Gambar baru bunga pertama di dunia telah diterbitkan. Tim peneliti internasional dalam proyek eFLOWER merekonstruksi apa yang mungkin dimiliki oleh nenek moyang bunga angiosperma langsung di bumi. Rekonstruksi organ seks dan petallike memberikan petunjuk oenting bagaimana asal-usul bunga purba.

Laporan Penelitian Peneliti Merekonstruksi Bunga Pertama di Bumi

Pandangan tentang bunga paling awal baru saja mekar. Sebuah rekonstruksi baru paling rinci menunjukkan bunga biseksual dengan lebih dari lima organ reproduksi wanita atau carpels dan lebih dari 10 organ reproduksi laki-laki atau stamen. Struktur petallike dikelompokkan dalam tiga set mengelilingi organ seks.

Angiosperma mengisi akun 90 persen tumbuhan di seluruh dunia dengan setidaknya 300.000 spesies. Sejauh ini adalah kelompok tanaman yang paling beragam di planet bumi. Mereka mencakup hampir semua spesies yang digunakan oleh hewan untuk makanan, obat-obatan, dan banyak keperluan lainnya.

Tapi, tanaman berbunga hanya muncul sekitar 140 juta tahun lalu atau cukup terlambat dalam evolusi tanaman menjelang akhir pemerintahan dinosaurus. Sejak itu mereka telah melakukan diversifikasi secara spektakuler, namun tidak ada yang tahu persis bagaimana ini terjadi.

LaporanPenelitian.com Peneliti Merekonstruksi Bunga Pertama di Bumi

Para ilmuwan mengira mereka berevolusi dari nenek moyang yang sama dan hidup sekitar 140 juta tahun lalu. Tapi terbukti sulit untuk merekonstruksi struktur mekar keindahan kuno tersebut karena begitu sedikit fosil yang ditemukan.

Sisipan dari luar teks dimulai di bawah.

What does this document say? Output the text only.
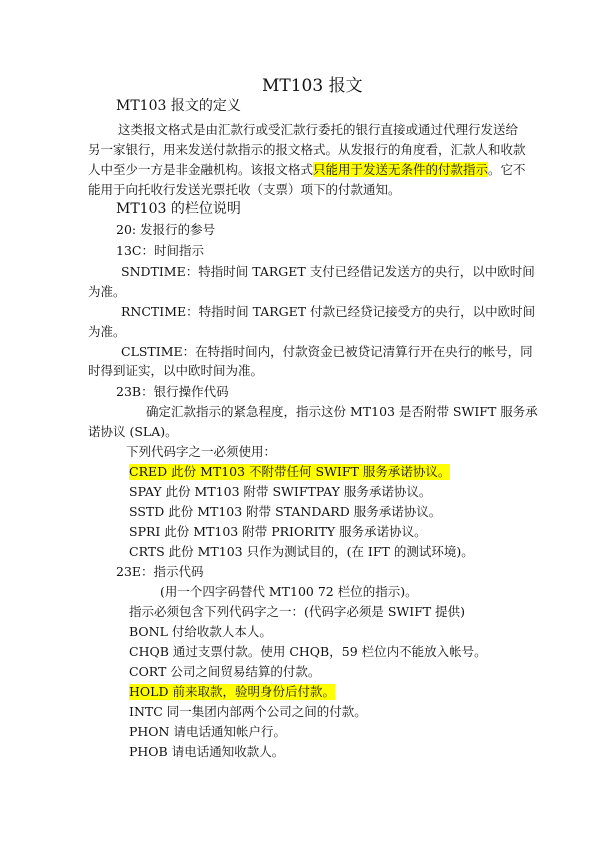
MT103 报文
MT103 报文的定义
这类报文格式是由汇款行或受汇款行委托的银行直接或通过代理行发送给
另一家银行，用来发送付款指示的报文格式。从发报行的角度看，汇款人和收款
人中至少一方是非金融机构。该报文格式只能用于发送无条件的付款指示。它不
能用于向托收行发送光票托收（支票）项下的付款通知。
MT103 的栏位说明
20: 发报行的参号
13C：时间指示
SNDTIME：特指时间 TARGET 支付已经借记发送方的央行，以中欧时间
为准。
RNCTIME：特指时间 TARGET 付款已经贷记接受方的央行，以中欧时间
为准。
CLSTIME：在特指时间内，付款资金已被贷记清算行开在央行的帐号，同
时得到证实，以中欧时间为准。
23B：银行操作代码
确定汇款指示的紧急程度，指示这份 MT103 是否附带 SWIFT 服务承
诺协议 (SLA)。
下列代码字之一必须使用：
CRED 此份 MT103 不附带任何 SWIFT 服务承诺协议。
SPAY 此份 MT103 附带 SWIFTPAY 服务承诺协议。
SSTD 此份 MT103 附带 STANDARD 服务承诺协议。
SPRI 此份 MT103 附带 PRIORITY 服务承诺协议。
CRTS 此份 MT103 只作为测试目的，(在 IFT 的测试环境)。
23E：指示代码
(用一个四字码替代 MT100 72 栏位的指示)。
指示必须包含下列代码字之一：(代码字必须是 SWIFT 提供)
BONL 付给收款人本人。
CHQB 通过支票付款。使用 CHQB，59 栏位内不能放入帐号。
CORT 公司之间贸易结算的付款。
HOLD 前来取款，验明身份后付款。
INTC 同一集团内部两个公司之间的付款。
PHON 请电话通知帐户行。
PHOB 请电话通知收款人。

Hervé Sauquet, ekolog Université Paris-Sud di Orsay, Prancis, dan rekan menggabungkan model evolusi bunga dengan database fitur 792 spesies tanaman berbunga dan data rekaman fosil. Gambar baru menunjukkan beberapa bunga kehilangan biseksualitas mereka seiring berjalannya waktu.

Bunga modern juga kehilangan sebagian dari whorls yaitu lapisan konsentris dari bagian bunga yang berbeda. Pada beberapa bunga, whorls setidaknya empat sampai dua kelopak dan struktur seperti daun di dasar mekar, serta satu hingga benang dalam bulatan.

Jurnal : Hervé Sauquet et al. The ancestral flower of angiosperms and its early diversification, Nature Communications, 01 August 2017, DOI:10.1038/ncomms16047
Redaksi laporanpenelitian.com menerima kiriman tulisan dari siapa saja. Info lanjut kunjungi tautan ini.